The Financial Morgue New Tenants, Barclays CDO Chief and Raptor Fund

August 25, 2007 (LPAC)--As the financial system careens out of existence, due to 30 years of failed policies, daily news of yet another banker or equity or hedge fund or real estate concern meeting their demise populates the economic news. Today's additions include a Barclays banker and a Boston-based hedge fund.

The prestigious 300-year old Barclays bank of Lombard St. in London sacked its director Edward Cahill who ran the bank's European Collateralized Debt Obligation (CDO) business at the bank's investment banking arm, Barclays Capital. Technically, he "resigned" on Monday but two days later it was reported that two of the investment funds under his management had their ratings cut by Standard & Poors due to massive losses from investments in U.S. mortgaged back securities. Cahill and his team were the big promoters of SIV-Lites, versions of structured investment vehicles which invest in long term assets with cheaper short term debt.

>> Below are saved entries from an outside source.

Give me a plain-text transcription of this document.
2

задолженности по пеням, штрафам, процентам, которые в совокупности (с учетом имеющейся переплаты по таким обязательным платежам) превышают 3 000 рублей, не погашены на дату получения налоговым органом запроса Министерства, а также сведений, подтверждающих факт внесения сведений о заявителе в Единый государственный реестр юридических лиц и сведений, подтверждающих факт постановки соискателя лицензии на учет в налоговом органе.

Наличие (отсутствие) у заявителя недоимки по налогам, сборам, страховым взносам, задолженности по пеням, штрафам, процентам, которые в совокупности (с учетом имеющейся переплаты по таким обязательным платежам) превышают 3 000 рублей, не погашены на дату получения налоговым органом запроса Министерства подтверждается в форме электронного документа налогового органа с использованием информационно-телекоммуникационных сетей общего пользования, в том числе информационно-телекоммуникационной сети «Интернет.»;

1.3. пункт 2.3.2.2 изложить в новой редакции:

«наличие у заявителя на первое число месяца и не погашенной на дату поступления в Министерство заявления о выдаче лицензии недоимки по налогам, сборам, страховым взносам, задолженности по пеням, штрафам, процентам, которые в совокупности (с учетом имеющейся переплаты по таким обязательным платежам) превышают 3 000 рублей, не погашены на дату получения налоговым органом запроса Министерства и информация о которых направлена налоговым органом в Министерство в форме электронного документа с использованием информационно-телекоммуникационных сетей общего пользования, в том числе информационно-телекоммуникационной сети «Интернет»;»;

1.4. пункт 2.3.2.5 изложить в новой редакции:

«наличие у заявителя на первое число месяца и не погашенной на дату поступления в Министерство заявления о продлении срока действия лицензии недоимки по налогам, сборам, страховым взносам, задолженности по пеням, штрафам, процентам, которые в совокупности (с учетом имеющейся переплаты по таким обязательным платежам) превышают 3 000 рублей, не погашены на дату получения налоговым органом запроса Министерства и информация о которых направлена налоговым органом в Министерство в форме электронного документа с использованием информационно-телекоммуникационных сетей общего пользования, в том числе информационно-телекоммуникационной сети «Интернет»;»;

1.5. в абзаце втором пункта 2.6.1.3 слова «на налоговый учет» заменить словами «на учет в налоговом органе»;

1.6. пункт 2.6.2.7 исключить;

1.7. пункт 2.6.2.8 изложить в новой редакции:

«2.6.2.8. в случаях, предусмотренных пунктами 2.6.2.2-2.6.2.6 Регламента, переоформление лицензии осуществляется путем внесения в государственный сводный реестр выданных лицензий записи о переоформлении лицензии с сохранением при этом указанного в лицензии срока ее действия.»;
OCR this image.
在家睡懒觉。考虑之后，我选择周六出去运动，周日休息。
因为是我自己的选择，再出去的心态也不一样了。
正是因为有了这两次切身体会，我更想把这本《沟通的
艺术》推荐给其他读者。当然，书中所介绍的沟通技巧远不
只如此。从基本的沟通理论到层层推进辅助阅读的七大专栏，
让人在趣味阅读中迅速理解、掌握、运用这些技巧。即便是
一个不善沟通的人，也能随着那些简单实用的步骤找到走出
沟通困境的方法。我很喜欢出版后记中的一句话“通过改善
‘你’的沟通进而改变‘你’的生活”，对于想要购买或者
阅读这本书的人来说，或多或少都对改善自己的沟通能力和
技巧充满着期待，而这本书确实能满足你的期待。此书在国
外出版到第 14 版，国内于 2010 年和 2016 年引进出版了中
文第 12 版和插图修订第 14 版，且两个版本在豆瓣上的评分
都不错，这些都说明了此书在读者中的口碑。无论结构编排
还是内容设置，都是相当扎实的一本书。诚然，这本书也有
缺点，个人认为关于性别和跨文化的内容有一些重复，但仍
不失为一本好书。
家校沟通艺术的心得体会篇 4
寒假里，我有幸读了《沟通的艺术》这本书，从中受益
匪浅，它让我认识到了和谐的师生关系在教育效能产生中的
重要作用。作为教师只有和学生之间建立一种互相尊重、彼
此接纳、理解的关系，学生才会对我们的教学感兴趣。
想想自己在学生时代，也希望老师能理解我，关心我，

The other victim today, Bloomberg reported, was James Pallotta's $8.5 billion Raptor fund. Its value fell 8% this year through Aug. 15 as a common hedging strategy it used -- betting against some stocks -- failed to protect it amid a global equities selloff. "Some of our core longs were simply crushed," Pallotta, who manages Raptor for Tudor Investment Corp., wrote in an Aug. 21 letter to investors. He added, "All bets are off in a recession or a climate characterized by fear of recession. It is now our view that a consumer recession is likely -- if not happening already."